Y como saberlo? ni siquiera podemos verlo o tocarlo, que dice la documentación que viene con eso?
Te podemos ayudar pero sin ninguna info ninguna data imposible
Que dicen en el envase de las baterias? de que tipo son  pon fotos algo más asi sin nada es iposible


----------



## AASA29 (Dic 26, 2018)

Obvimente es un juguete y me dice que debo colocarle sus 6 baterias de 1.5 AA que juguete a comprado usted que le diga que puedes ingeniartela y conectarle una fuente DC para sustituir las baterias es ilogica se pregunta pandacba


----------



## DOSMETROS (Dic 26, 2018)

Respetaste la polaridad ¿?


----------



## AASA29 (Dic 26, 2018)

Si amigo yo destape la caja cargadora y verifique los polos negativo - es normalmente un resorte donde encaja la bateria y positivo + una palca. Son 6 baterias 1.5 AA en serie lo cual verifique estaban en serie son 9v. Luego medi el cargador y si me entrega 9V. al conectarlo me señala mediante un led roja que enciende el cargador cuando conecto el carrito deberia enceder un led verde intermitente lo que indica que esta cargando pero no se apagan los dos led es lo que deberia hacer cuando este completamente cargado pero no es asi, no funciono. No seguín intentando porque no se si estoy suministrando mucha corriente.
Esta es la foto del juguete que les hablo la cajita negra es el cargador del carro la cual usa 6 baterias AA de 1.5v en serie


----------



## DOSMETROS (Dic 26, 2018)

- Se me ocurre que es facil equivocarse con esos portapilas de tantas pilas , vuelve a verificar positivo y negativo.
- Si es una fuente universal *de éste tipo *, no sirven.
- Ojo que hay fuentes de modems , routers y switch que son de 9V *de alterna*

Por favor foto de la etiqueta de esa fuente.


----------



## AASA29 (Dic 26, 2018)

este es el cargador que use y bueno volvere a verificar


----------



## DOSMETROS (Dic 26, 2018)

Parece que la fuente esa está bien ,  incluso indica la polaridad de la ficha de salida, podría ser que el cargador consuma mucho y la fuente se proteja apagándose.



AASA29 dijo:


> no quiero contectarle otro porque se que estoy suministrando el voltaje pero a nivel de corrientes le puedo esta suministrando mas de lo debido



El tema es respetar el Voltaje y que la fuente pueda entregar mas corriente (Amperes) que lo que el cargador consuma.

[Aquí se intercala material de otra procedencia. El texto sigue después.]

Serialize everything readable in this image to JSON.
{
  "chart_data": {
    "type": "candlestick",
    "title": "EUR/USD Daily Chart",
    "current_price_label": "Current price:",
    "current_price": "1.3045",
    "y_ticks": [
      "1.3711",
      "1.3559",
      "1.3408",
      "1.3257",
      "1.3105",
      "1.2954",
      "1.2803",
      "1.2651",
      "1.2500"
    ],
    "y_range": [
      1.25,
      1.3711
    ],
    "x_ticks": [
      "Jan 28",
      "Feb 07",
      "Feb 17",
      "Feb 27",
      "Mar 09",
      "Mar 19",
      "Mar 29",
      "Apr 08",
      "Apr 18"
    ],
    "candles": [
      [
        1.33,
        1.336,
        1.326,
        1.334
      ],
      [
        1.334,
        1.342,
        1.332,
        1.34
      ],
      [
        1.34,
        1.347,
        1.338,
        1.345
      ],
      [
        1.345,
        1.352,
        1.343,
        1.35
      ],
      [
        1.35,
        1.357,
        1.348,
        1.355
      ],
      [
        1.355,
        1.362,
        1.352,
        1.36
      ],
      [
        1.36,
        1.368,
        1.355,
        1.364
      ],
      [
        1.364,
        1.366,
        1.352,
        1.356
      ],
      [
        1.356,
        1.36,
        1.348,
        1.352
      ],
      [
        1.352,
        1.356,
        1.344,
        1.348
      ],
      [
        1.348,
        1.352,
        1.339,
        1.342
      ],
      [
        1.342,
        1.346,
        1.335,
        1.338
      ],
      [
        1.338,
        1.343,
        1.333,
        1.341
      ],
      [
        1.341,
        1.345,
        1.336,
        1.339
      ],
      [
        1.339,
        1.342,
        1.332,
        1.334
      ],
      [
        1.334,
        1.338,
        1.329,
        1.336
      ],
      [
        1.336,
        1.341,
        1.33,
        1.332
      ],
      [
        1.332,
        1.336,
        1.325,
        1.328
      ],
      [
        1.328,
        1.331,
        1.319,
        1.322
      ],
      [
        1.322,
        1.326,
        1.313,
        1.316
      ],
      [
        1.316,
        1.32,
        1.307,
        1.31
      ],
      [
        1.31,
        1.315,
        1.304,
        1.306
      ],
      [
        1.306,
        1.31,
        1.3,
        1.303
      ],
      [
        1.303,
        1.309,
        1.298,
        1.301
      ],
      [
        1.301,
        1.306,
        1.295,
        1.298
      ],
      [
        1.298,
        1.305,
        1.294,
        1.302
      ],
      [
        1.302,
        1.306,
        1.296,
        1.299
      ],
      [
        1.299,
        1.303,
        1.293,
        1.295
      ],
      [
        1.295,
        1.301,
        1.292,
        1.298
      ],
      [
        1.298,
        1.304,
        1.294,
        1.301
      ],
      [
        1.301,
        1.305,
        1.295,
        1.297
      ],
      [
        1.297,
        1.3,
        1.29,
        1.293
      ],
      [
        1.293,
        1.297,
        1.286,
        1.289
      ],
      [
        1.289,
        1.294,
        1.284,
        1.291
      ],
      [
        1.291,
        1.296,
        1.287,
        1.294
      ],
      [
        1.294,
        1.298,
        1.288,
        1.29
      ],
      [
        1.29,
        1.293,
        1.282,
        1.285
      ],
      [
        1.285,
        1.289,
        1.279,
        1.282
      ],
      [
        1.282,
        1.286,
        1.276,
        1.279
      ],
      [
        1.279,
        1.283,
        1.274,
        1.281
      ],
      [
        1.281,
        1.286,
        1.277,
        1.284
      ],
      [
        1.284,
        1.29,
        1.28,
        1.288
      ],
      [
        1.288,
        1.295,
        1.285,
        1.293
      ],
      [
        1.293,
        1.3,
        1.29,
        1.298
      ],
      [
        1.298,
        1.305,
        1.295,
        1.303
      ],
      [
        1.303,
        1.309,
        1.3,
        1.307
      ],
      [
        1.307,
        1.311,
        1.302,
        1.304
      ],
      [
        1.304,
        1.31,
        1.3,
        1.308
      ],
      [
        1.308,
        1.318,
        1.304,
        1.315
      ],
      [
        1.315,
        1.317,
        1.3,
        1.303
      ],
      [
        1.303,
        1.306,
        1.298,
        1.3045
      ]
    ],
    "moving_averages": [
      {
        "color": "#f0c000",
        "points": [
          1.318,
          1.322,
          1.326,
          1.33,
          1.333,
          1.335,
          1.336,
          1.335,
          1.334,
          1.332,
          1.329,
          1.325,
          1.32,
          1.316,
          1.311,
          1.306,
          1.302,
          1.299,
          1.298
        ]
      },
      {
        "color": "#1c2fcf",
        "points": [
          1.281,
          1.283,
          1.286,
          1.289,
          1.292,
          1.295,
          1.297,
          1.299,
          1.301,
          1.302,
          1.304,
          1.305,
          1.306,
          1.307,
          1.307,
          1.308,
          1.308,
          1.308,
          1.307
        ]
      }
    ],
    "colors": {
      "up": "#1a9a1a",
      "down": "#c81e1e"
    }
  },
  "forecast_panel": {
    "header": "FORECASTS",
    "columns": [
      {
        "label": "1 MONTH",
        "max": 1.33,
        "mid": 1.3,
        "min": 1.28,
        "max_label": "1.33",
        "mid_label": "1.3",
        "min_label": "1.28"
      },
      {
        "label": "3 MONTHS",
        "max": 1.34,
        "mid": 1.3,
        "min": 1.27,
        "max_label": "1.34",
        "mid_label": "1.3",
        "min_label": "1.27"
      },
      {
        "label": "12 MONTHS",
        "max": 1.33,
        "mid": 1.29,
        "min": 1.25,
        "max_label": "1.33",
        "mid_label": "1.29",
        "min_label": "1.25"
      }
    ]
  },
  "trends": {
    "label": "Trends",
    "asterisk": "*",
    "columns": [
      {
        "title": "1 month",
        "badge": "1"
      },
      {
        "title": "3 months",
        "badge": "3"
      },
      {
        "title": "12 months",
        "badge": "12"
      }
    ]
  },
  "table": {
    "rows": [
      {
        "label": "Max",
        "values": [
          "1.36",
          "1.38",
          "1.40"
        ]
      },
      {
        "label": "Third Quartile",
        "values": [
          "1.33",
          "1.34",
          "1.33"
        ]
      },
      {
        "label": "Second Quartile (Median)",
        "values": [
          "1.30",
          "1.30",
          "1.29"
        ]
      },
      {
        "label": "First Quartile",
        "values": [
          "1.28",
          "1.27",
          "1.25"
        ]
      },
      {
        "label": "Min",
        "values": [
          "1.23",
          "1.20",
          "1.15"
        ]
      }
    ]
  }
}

Cada aparato consume la corriente que necesita , así que podrias usar una fuente de 9Vdc 600.000 A sin problemas


----------



## AASA29 (Dic 26, 2018)

Otra dudas es que yo coloqué una baterías usadas y entregaban 7,4v los medi y claro cómo eran usadas lo cargo solo un poco por lo usado de la batería eso lo hice para descartar algún daño del juguete


----------



## DOSMETROS (Dic 26, 2018)

Haz ésta prueba *sólo una vez* , coloca la fuente de 9Vdc y también las pilas a ver si funciona.


----------



## pandacba (Dic 26, 2018)

AA es el tamaño no me dice si son de niquel cadmio o de litio, ojos las pilas comunes no son recargables
Según de que sean será el régimen y modo de carga


----------